Because this discussion is essentially a re-reading, there's no need to keep secret about "what happens." And yet, because I want to watch it happen, to see how it happens, I prefer to write about Never Let Me Go as if I didn't know where it's going. I don't know where my own life is going, either - that's not so much a "lesson" of the book as one of the many things about life of which it's a simple but powerful reminder.

That may explain the popularity of the "science fiction" reading of Never Let Me Go. Science fiction has an escapist function; its contrafactuality allows its fans to imagine freedom from at least a few earthbound restraints. But if the cloning of human beings is "science fiction," the restraints are only multiplied. If you focus on the cloning, and on the purpose behind the cloning, the wormwhole that opens up takes you not on a flight to Vega but to a slog through an impenetrable moral morass.
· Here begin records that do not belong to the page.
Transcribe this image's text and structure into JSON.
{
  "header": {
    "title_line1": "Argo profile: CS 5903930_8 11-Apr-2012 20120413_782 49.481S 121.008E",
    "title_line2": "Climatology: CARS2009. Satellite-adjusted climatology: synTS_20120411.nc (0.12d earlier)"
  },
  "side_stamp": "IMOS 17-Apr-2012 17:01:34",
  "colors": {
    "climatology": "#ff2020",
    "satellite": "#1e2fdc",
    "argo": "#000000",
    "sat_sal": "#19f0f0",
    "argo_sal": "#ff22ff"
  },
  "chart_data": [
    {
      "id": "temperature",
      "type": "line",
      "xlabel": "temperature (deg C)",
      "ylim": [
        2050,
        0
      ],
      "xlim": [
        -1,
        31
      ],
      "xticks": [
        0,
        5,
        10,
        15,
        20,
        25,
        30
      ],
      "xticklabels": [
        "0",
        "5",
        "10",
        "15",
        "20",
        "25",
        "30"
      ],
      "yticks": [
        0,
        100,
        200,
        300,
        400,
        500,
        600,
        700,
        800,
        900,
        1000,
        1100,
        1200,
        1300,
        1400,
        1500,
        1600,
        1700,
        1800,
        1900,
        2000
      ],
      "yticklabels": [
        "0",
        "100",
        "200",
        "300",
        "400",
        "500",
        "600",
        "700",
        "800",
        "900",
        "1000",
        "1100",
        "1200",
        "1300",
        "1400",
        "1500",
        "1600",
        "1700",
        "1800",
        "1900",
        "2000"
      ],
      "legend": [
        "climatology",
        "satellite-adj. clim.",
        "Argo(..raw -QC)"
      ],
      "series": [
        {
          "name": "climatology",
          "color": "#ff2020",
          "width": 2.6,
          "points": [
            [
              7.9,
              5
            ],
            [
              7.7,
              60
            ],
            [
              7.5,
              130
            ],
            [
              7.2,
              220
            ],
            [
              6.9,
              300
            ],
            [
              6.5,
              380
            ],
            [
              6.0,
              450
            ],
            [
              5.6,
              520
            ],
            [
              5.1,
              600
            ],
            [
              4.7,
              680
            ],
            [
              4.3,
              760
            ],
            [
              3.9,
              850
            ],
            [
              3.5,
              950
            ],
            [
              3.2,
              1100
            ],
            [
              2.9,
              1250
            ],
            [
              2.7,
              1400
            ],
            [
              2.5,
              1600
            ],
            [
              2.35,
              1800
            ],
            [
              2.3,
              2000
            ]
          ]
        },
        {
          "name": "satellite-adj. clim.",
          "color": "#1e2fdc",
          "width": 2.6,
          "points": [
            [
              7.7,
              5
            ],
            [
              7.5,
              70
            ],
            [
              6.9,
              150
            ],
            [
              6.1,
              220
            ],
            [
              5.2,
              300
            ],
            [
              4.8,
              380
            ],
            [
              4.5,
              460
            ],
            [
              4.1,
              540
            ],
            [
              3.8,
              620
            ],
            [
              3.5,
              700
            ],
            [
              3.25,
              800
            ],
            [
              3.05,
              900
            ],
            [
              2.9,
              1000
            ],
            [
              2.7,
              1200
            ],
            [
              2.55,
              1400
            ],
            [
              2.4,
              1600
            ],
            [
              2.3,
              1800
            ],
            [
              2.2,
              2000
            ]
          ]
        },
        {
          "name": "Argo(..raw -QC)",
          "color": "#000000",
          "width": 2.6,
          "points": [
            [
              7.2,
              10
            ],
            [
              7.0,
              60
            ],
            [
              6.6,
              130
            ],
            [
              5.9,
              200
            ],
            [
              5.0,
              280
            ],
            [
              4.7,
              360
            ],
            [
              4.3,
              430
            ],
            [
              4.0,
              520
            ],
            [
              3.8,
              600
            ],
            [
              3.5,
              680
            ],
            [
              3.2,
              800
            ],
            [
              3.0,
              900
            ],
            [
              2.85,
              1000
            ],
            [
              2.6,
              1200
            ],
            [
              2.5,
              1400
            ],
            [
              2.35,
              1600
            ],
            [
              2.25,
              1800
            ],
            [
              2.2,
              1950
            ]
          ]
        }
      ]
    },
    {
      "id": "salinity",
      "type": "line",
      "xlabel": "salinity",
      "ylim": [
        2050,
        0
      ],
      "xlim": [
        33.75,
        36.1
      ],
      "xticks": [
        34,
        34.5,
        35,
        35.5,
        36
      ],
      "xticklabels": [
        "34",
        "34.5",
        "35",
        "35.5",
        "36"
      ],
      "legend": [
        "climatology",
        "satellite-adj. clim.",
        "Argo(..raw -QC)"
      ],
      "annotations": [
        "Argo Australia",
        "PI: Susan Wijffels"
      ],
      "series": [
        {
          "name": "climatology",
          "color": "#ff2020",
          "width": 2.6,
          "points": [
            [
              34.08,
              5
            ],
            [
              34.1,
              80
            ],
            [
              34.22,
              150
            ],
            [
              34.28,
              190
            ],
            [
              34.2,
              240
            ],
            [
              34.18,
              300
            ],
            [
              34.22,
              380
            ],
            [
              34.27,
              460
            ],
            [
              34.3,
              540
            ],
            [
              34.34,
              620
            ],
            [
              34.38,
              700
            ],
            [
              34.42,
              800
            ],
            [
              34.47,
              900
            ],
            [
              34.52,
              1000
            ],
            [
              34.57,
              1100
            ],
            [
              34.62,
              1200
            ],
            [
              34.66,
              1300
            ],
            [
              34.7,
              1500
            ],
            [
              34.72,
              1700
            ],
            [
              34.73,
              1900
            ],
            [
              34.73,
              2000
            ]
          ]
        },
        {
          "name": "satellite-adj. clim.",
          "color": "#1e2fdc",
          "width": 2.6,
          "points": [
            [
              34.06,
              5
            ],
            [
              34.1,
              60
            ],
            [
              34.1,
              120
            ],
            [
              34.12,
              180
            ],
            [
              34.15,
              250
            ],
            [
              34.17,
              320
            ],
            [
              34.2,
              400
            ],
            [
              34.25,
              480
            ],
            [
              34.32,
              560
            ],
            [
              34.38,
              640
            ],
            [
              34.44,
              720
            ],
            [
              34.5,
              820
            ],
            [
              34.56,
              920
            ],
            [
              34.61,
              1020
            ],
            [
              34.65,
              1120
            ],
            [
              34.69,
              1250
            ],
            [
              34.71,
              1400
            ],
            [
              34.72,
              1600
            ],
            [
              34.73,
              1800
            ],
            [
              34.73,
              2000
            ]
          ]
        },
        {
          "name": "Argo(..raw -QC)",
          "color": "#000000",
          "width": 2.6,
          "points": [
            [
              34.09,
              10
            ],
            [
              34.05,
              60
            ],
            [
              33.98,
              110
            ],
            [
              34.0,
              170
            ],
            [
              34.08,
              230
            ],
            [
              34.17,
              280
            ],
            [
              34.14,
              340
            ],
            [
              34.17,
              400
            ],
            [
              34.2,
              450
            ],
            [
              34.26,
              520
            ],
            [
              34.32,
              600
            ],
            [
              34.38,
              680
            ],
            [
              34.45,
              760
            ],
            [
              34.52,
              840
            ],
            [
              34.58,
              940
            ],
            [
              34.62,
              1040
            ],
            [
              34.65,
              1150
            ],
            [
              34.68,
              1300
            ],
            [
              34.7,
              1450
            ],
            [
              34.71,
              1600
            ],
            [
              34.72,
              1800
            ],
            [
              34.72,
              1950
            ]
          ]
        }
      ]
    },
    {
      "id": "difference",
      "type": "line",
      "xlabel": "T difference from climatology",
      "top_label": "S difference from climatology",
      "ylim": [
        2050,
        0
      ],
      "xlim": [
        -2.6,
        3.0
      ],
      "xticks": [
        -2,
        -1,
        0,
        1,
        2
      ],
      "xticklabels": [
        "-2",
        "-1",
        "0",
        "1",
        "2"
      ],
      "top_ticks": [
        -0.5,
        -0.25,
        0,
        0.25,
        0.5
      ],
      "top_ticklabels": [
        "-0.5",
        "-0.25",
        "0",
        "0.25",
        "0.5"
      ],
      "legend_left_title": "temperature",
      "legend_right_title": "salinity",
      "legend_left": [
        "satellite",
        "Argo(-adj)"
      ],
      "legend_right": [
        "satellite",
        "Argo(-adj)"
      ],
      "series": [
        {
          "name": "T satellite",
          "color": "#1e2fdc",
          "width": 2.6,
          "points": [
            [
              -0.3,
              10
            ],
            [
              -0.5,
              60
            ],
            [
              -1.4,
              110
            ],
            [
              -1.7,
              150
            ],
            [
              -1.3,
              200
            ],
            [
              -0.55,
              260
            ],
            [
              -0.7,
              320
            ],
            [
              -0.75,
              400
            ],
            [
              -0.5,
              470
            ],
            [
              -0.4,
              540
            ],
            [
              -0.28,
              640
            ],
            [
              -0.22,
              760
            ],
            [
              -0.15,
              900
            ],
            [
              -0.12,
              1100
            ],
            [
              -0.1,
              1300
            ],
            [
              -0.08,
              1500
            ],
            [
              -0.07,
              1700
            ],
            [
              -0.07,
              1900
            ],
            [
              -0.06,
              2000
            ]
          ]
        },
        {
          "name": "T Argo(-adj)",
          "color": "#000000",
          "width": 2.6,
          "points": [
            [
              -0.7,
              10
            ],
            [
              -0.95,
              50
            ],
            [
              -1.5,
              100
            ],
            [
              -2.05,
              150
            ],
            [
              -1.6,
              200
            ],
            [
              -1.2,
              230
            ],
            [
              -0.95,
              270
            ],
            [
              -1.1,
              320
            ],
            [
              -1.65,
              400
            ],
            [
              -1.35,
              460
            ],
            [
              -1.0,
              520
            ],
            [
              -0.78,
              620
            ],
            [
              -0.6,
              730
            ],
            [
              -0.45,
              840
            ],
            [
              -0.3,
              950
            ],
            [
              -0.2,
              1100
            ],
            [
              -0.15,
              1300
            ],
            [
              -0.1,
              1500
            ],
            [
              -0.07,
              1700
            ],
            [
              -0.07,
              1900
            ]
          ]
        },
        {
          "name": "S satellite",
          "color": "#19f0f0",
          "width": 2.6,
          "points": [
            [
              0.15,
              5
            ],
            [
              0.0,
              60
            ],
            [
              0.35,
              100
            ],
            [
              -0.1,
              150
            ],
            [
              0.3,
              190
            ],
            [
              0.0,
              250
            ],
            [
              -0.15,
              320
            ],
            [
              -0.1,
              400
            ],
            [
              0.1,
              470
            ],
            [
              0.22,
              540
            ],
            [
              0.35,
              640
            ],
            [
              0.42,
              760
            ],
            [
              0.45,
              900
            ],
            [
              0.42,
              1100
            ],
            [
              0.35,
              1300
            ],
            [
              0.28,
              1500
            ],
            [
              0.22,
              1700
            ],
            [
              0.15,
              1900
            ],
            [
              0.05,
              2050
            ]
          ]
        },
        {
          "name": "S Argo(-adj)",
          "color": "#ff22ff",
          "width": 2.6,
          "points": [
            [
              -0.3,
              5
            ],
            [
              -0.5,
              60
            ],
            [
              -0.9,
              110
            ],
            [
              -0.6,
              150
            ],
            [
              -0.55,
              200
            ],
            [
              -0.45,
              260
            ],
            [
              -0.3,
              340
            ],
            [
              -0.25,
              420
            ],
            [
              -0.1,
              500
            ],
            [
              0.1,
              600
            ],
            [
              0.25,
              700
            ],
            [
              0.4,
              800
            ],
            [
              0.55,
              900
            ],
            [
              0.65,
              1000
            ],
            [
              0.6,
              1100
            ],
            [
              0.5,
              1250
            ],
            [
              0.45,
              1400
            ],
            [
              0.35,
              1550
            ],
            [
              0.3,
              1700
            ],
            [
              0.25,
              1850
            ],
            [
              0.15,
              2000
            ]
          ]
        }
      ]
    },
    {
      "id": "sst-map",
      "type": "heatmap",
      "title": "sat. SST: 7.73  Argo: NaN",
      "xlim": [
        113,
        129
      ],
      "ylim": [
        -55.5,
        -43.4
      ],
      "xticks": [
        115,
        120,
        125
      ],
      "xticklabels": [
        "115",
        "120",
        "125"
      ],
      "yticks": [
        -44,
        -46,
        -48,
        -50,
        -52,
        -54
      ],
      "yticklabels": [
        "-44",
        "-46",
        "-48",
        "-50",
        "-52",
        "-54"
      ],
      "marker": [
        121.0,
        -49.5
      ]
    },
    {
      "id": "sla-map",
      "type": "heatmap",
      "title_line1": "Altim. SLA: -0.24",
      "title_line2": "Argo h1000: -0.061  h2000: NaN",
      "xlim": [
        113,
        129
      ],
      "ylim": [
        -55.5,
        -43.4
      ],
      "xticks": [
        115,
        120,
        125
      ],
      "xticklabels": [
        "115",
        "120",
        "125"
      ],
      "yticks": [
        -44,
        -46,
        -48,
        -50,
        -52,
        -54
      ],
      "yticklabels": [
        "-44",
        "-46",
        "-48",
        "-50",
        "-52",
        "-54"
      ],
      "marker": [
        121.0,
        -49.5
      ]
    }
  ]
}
Of course, we haven't reached the cloning yet. We've just had a handful of oddly-accented words ("privileged estate," "completing").

In my next post, I'll advance to the second chapter, with its introductions of "Exchanges" and "Sales," sinister only because they have to be explained - and are not fully explained at all. What are these paupers, with no personal possessions other than the ones for which they barter with their artwork, doing at the "privileged estate" of Hailsham?